Masyarakat Produsen dan Awal Mula Penindasan Perempuan

Pada zaman barbarisme menengah belahan timur memanfaatkan sistem irigasi dan pembuatan batubata untuk rumah. Sedangkan di belahan barat, ketika masih dalam barbarisme rendah ke barbarisme menengah, intervensi dari luar terjadi, intervensi dari kelompok masyarakat yang sudah mengalami kemajuan ke zaman peradaban. Namun tentu saja, kaum kolonial ini juga mengalami perubahan bertahap yang lebih kompleks tanpa loncatan tibatiba ini. Di sini terlihat pula bagaimana penguasaan terhadap alat produksi yang lebih canggih dan mutakhir menundukan dengan mudah alat produksi yang masih ‘primitif’: suku-suku Indian Amerika sudah mencapai tahap pemanfaatan logam dan masih menggunakan persenjataan dari batu. Akibat imperialisme ini, perubahan secara alamiah dari Suku Indian Amerika dihentikan dan mereka dipaksakan untuk mengikuti apa yang telah ada pada masyarakat imperialisme.

Peternakan muncul lebih dahulu dari pada pertanian di belahan timur. Pertanian muncul akibat semakin berkurangnya pangan untuk ternak dari alam, sehingga cara baru harus diciptakan. Pertanian yang awalnya untuk binatang ini, pada gilirannya dimanfaatkan untuk manusia juga. Pembagian kerja alamiah di zaman kebuasan dan barbarisme rendah (lelaki mencari makanan dan perempuan mengurusi rumah dengan kekuasaan sepenuhnya di tangan perempuan) mengakibatkan lelaki yang mengusahakan bahan pangan baru ini (peternakan dan pertanian). Alat-alat produksi baru pada awalnya masih sebagai milik gente pada peralihan barbarisme rendah ke menengah. Pada tahap ini, muncul pembagian kerja baru yakni penggembala, ketika ternak harus digembalakan berpindah-pindah, sebelum ditemukannya pertanian. Yang patut dilihat pula bahwa saat inilah pertukaran dalam skala kecil terjadi ketika ada bagian bumi tertentu yang memberi penghasilan berlimpah dengan tingkat konsumsi yang tak rendah, sehingga kelebihannya bisa dipertukarkan kepada suku-suku lain yang berada di keadaan alam yang berbeda, namun juga pertukaran ini dikarenakan suku penggembala butuh peralat lain yang bisa didapatkannya dari para pengrajin. Maka, komoditas yang digunakan para penggembala saat itu tentu saja ternak. Di sini, kebutuhan akan sebuah alat tukar sudah mulai muncul.
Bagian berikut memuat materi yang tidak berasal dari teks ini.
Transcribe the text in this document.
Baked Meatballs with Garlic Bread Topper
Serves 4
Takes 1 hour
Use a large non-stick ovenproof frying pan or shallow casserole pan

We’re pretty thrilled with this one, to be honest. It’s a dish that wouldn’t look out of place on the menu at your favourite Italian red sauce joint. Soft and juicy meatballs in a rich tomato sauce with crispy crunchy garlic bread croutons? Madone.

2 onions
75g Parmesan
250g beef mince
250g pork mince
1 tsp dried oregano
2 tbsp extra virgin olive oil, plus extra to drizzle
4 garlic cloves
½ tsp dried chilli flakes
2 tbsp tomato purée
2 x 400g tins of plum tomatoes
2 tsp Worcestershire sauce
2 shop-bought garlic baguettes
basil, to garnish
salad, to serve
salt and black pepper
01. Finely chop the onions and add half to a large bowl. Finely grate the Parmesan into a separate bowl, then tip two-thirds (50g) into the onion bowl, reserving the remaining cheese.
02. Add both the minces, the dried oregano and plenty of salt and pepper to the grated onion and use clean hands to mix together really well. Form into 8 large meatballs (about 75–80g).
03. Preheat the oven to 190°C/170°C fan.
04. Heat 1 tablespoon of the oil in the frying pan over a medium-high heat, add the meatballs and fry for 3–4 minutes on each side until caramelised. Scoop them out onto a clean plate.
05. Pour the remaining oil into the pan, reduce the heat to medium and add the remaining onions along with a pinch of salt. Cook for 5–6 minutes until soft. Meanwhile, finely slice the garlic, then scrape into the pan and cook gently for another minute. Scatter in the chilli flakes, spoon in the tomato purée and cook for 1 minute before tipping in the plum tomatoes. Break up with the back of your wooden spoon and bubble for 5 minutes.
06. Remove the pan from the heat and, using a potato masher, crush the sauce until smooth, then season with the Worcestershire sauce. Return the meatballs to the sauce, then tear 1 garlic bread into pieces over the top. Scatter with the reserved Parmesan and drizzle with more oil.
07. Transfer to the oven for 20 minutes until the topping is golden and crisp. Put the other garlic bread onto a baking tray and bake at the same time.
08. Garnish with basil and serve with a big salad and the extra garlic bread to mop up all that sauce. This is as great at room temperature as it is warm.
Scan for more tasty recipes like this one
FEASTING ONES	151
Perkawinan pada masa ini mulai berkembang menjadi perkawinan pasangan di mana selain ada ibu kandung ada juga ayah kandung yang dikenali. Perbudakan mulai muncul ketika ternak dan pertanian berkembang pesat dan dibutuhkan penggarap lain untuk mengerjakannya. Laki-laki sebagai pengguna alat kerja di luar rumah, otomatis adalah juga pemilik budak. Namun, pewarisan harta miliknya masih tetap jatuh pada gen-nya (bukan anak-anak kandungnya yang warisannya ada dalam gen ibu).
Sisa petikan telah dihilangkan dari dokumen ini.